Logo for the Journal of Rehab R and D

Volume 46 Number 6, 2009
   Pages 757 — 796

Abstract —  Neuropsychiatric diagnosis and management of chronic sequelae of war-related mild to moderate traumatic brain injury

Joshua D. Halbauer, MD;1-3 J. Wesson Ashford, MD, PhD;1-3* Jamie M. Zeitzer, PhD;1-3 Maheen M. Adamson, PhD;1-3 Henry L. Lew, MD, PhD;1,4 Jerome A. Yesavage, MD1-3

1Department of Veterans Affairs (VA) Palo Alto Health Care System, Palo Alto, CA; 2VA, Sierra-Pacific Mental Illness Research, Education and Clinical Center and War-Related Illness and Injury Study Center, Palo Alto, CA; 3Department of Psychiatry and Behavioral Sciences, Stanford University School of Medicine, Stanford University, CA; 4Physical Medicine and Rehabilitation, VA Boston Healthcare System, Boston, MA

Abstract — Soldiers with a traumatic brain injury (TBI) present with an array of neuropsychiatric symptoms that can be grouped into nosological clusters: (1) cognitive dysfunctions: difficulties in memory, attention, language, visuospatial cognition, sensory-motor integration, affect recognition, and/or executive function typically associated with neocortical damage; (2) neurobehavioral disorders: mood, affect, anxiety, posttraumatic stress, and psychosis, as well as agitation, sleep problems, and libido loss, that may have been caused by damage to the cortex, limbic system, and/or brain stem monoaminergic projection systems; (3) somatosensory disruptions: impaired smell, vision, hearing, equilibrium, taste, and somatosensory perception frequently caused by trauma to the sensory organs or their projections through the brain stem to central processing systems; (4) somatic symptoms: headache and chronic pain; and (5) substance dependence.

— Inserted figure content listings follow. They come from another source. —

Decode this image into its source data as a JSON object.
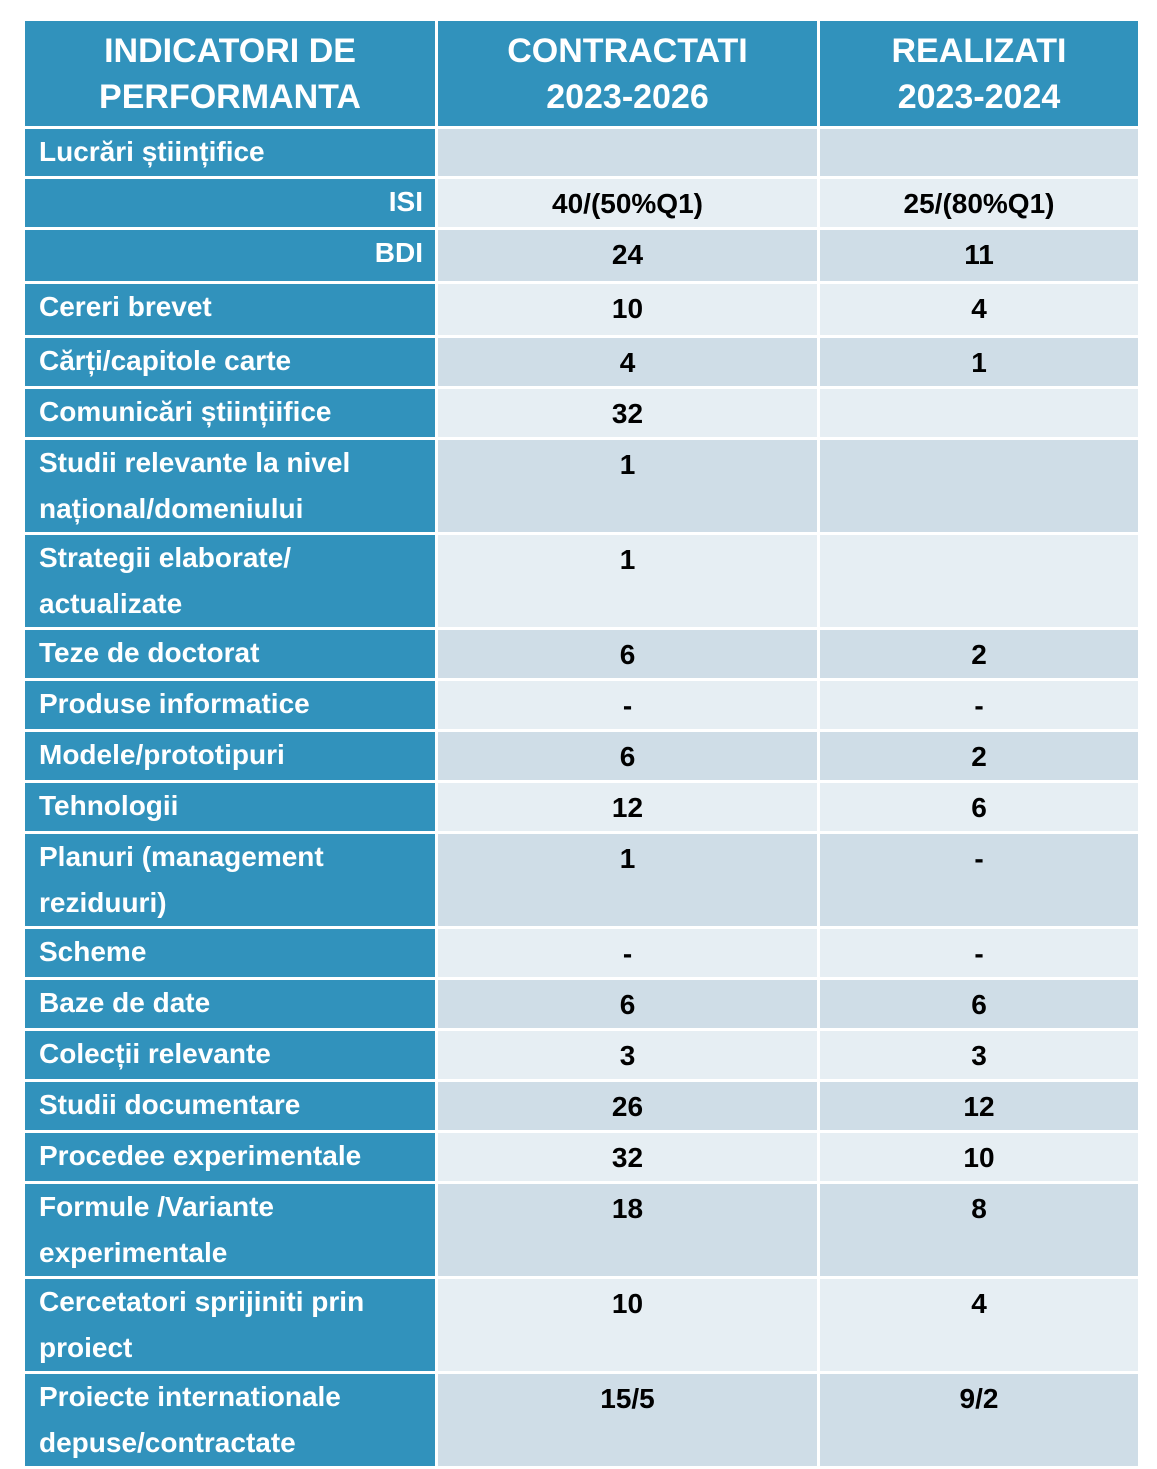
{
  "colors": {
    "header_bg": "#3192bc",
    "row_dark": "#cfdde7",
    "row_light": "#e6eef3"
  },
  "header": {
    "col1": "INDICATORI DE PERFORMANTA",
    "col2_line1": "CONTRACTATI",
    "col2_line2": "2023-2026",
    "col3_line1": "REALIZATI",
    "col3_line2": "2023-2024"
  },
  "rows": [
    {
      "label": "Lucrări științifice",
      "contract": "",
      "realized": ""
    },
    {
      "label": "ISI",
      "contract": "40/(50%Q1)",
      "realized": "25/(80%Q1)"
    },
    {
      "label": "BDI",
      "contract": "24",
      "realized": "11"
    },
    {
      "label": "Cereri brevet",
      "contract": "10",
      "realized": "4"
    },
    {
      "label": "Cărți/capitole carte",
      "contract": "4",
      "realized": "1"
    },
    {
      "label": "Comunicări științiifice",
      "contract": "32",
      "realized": ""
    },
    {
      "label": "Studii relevante la nivel național/domeniului",
      "contract": "1",
      "realized": ""
    },
    {
      "label": "Strategii elaborate/ actualizate",
      "contract": "1",
      "realized": ""
    },
    {
      "label": "Teze de doctorat",
      "contract": "6",
      "realized": "2"
    },
    {
      "label": "Produse informatice",
      "contract": "-",
      "realized": "-"
    },
    {
      "label": "Modele/prototipuri",
      "contract": "6",
      "realized": "2"
    },
    {
      "label": "Tehnologii",
      "contract": "12",
      "realized": "6"
    },
    {
      "label": "Planuri (management reziduuri)",
      "contract": "1",
      "realized": "-"
    },
    {
      "label": "Scheme",
      "contract": "-",
      "realized": "-"
    },
    {
      "label": "Baze de date",
      "contract": "6",
      "realized": "6"
    },
    {
      "label": "Colecții relevante",
      "contract": "3",
      "realized": "3"
    },
    {
      "label": "Studii documentare",
      "contract": "26",
      "realized": "12"
    },
    {
      "label": "Procedee experimentale",
      "contract": "32",
      "realized": "10"
    },
    {
      "label": "Formule /Variante experimentale",
      "contract": "18",
      "realized": "8"
    },
    {
      "label": "Cercetatori sprijiniti prin proiect",
      "contract": "10",
      "realized": "4"
    },
    {
      "label": "Proiecte internationale depuse/contractate",
      "contract": "15/5",
      "realized": "9/2"
    }
  ]
}
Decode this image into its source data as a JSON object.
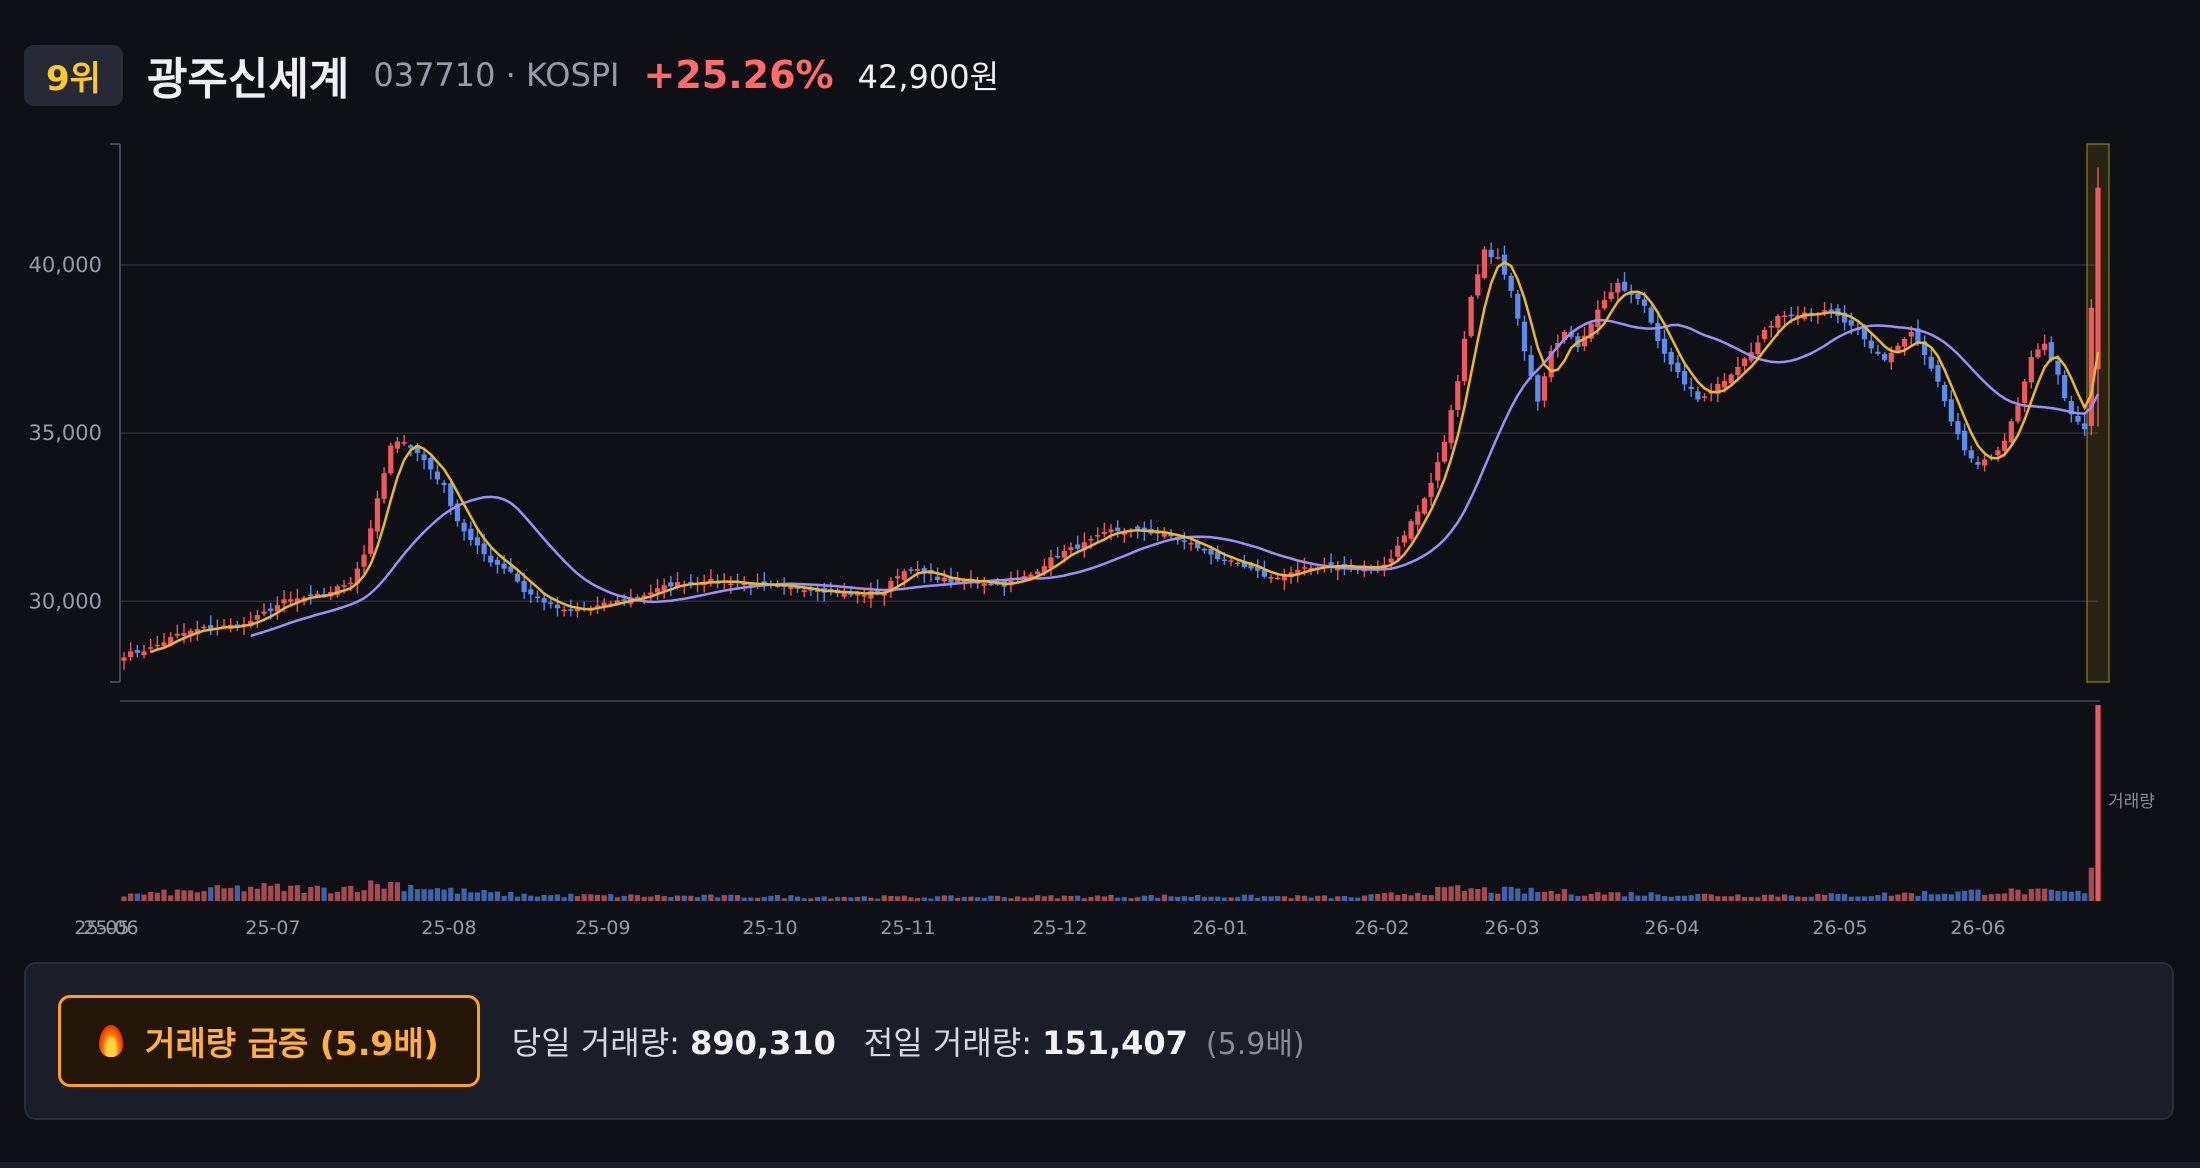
{
  "stock": {
    "rank": "9위",
    "name": "광주신세계",
    "code_market": "037710 · KOSPI",
    "change": "+25.26%",
    "price": "42,900원"
  },
  "chart_data": {
    "type": "candlestick",
    "title": "",
    "xlabel": "",
    "ylabel": "",
    "ylim": [
      27600,
      43600
    ],
    "yticks": [
      30000,
      35000,
      40000
    ],
    "ytick_labels": [
      "30,000",
      "35,000",
      "40,000"
    ],
    "x_month_labels": [
      "25-05",
      "25-06",
      "25-07",
      "25-08",
      "25-09",
      "25-10",
      "25-11",
      "25-12",
      "26-01",
      "26-02",
      "26-03",
      "26-04",
      "26-05",
      "26-06"
    ],
    "volume_label": "거래량",
    "colors": {
      "up": "#f0585e",
      "down": "#5b8df0",
      "ma_short": "#e9b828",
      "ma_long": "#9b8ff5",
      "highlight": "#c9b200",
      "grid": "#2a2d3a",
      "axis": "#555866"
    },
    "close_path": [
      [
        0,
        28400
      ],
      [
        4,
        28600
      ],
      [
        8,
        29000
      ],
      [
        12,
        29200
      ],
      [
        18,
        29300
      ],
      [
        24,
        30000
      ],
      [
        30,
        30200
      ],
      [
        34,
        30600
      ],
      [
        36,
        31400
      ],
      [
        38,
        33000
      ],
      [
        40,
        34600
      ],
      [
        42,
        34800
      ],
      [
        45,
        34200
      ],
      [
        48,
        33400
      ],
      [
        50,
        32400
      ],
      [
        52,
        31800
      ],
      [
        55,
        31200
      ],
      [
        58,
        30900
      ],
      [
        60,
        30300
      ],
      [
        63,
        30000
      ],
      [
        66,
        29700
      ],
      [
        70,
        29800
      ],
      [
        74,
        30000
      ],
      [
        78,
        30200
      ],
      [
        82,
        30500
      ],
      [
        86,
        30600
      ],
      [
        90,
        30600
      ],
      [
        94,
        30500
      ],
      [
        98,
        30400
      ],
      [
        102,
        30400
      ],
      [
        106,
        30300
      ],
      [
        110,
        30200
      ],
      [
        114,
        30300
      ],
      [
        116,
        30800
      ],
      [
        118,
        31000
      ],
      [
        120,
        30800
      ],
      [
        124,
        30600
      ],
      [
        128,
        30600
      ],
      [
        132,
        30500
      ],
      [
        136,
        30800
      ],
      [
        140,
        31400
      ],
      [
        144,
        31700
      ],
      [
        148,
        32100
      ],
      [
        152,
        32100
      ],
      [
        156,
        32000
      ],
      [
        160,
        31700
      ],
      [
        164,
        31300
      ],
      [
        168,
        31000
      ],
      [
        172,
        30700
      ],
      [
        176,
        30900
      ],
      [
        180,
        31100
      ],
      [
        184,
        31000
      ],
      [
        188,
        31000
      ],
      [
        190,
        31300
      ],
      [
        192,
        32000
      ],
      [
        194,
        32700
      ],
      [
        196,
        33500
      ],
      [
        198,
        34800
      ],
      [
        200,
        36500
      ],
      [
        202,
        39000
      ],
      [
        204,
        40400
      ],
      [
        206,
        40200
      ],
      [
        208,
        39200
      ],
      [
        210,
        37500
      ],
      [
        212,
        36000
      ],
      [
        214,
        37500
      ],
      [
        216,
        38000
      ],
      [
        218,
        37600
      ],
      [
        220,
        38300
      ],
      [
        222,
        39000
      ],
      [
        224,
        39400
      ],
      [
        226,
        39100
      ],
      [
        228,
        38800
      ],
      [
        230,
        37800
      ],
      [
        232,
        37000
      ],
      [
        234,
        36500
      ],
      [
        236,
        36000
      ],
      [
        238,
        36300
      ],
      [
        240,
        36600
      ],
      [
        242,
        37000
      ],
      [
        244,
        37400
      ],
      [
        246,
        38000
      ],
      [
        248,
        38500
      ],
      [
        252,
        38600
      ],
      [
        256,
        38600
      ],
      [
        260,
        38000
      ],
      [
        262,
        37500
      ],
      [
        264,
        37200
      ],
      [
        266,
        37600
      ],
      [
        268,
        38000
      ],
      [
        270,
        37300
      ],
      [
        272,
        36500
      ],
      [
        274,
        35300
      ],
      [
        276,
        34500
      ],
      [
        278,
        34000
      ],
      [
        280,
        34300
      ],
      [
        282,
        34800
      ],
      [
        284,
        35800
      ],
      [
        286,
        37200
      ],
      [
        288,
        37700
      ],
      [
        290,
        36700
      ],
      [
        292,
        35500
      ],
      [
        294,
        35100
      ],
      [
        296,
        42300
      ]
    ],
    "volume_path": [
      [
        0,
        0.03
      ],
      [
        10,
        0.05
      ],
      [
        20,
        0.07
      ],
      [
        30,
        0.06
      ],
      [
        40,
        0.09
      ],
      [
        50,
        0.05
      ],
      [
        60,
        0.03
      ],
      [
        80,
        0.025
      ],
      [
        120,
        0.02
      ],
      [
        160,
        0.025
      ],
      [
        185,
        0.02
      ],
      [
        200,
        0.06
      ],
      [
        220,
        0.04
      ],
      [
        240,
        0.03
      ],
      [
        260,
        0.03
      ],
      [
        280,
        0.05
      ],
      [
        290,
        0.045
      ],
      [
        294,
        0.04
      ],
      [
        295,
        0.17
      ],
      [
        296,
        1.0
      ]
    ]
  },
  "alert": {
    "label": "거래량 급증 (5.9배)"
  },
  "volume_stats": {
    "today_label": "당일 거래량:",
    "today_value": "890,310",
    "prev_label": "전일 거래량:",
    "prev_value": "151,407",
    "ratio": "(5.9배)"
  }
}
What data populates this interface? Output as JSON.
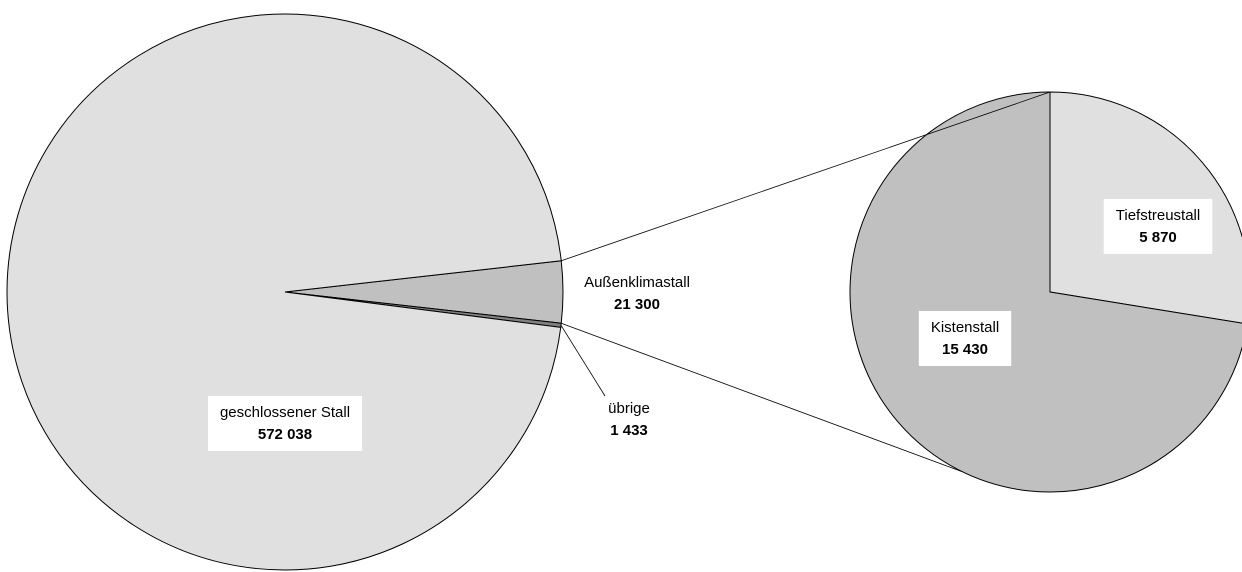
{
  "chart_data": [
    {
      "type": "pie",
      "categories": [
        "Außenklimastall",
        "übrige",
        "geschlossener Stall"
      ],
      "values": [
        21300,
        1433,
        572038
      ],
      "value_labels": [
        "21 300",
        "1 433",
        "572 038"
      ],
      "colors": [
        "#c0c0c0",
        "#808080",
        "#e0e0e0"
      ]
    },
    {
      "type": "pie",
      "categories": [
        "Tiefstreustall",
        "Kistenstall"
      ],
      "values": [
        5870,
        15430
      ],
      "value_labels": [
        "5 870",
        "15 430"
      ],
      "colors": [
        "#e0e0e0",
        "#c0c0c0"
      ]
    }
  ]
}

TBI-related cognitive impairment is common in veterans who have served in recent conflicts in the Middle East and is often related to blasts from improvised explosive devices. Although neurobehavioral disorders such as depression and posttraumatic stress disorder commonly occur after combat, the presentation of such disorders in those with head injury may pass undetected with use of current diagnostic criteria and neuropsychological instruments. With a multidimensional approach (such as the biopsychosocial model) applied to each symptom cluster, psychological, occupational, and social dysfunction can be delineated and managed.

Key words: affective, aggression, agitation, attention, communication, executive function, language, memory, pain, PTSD, rehabilitation.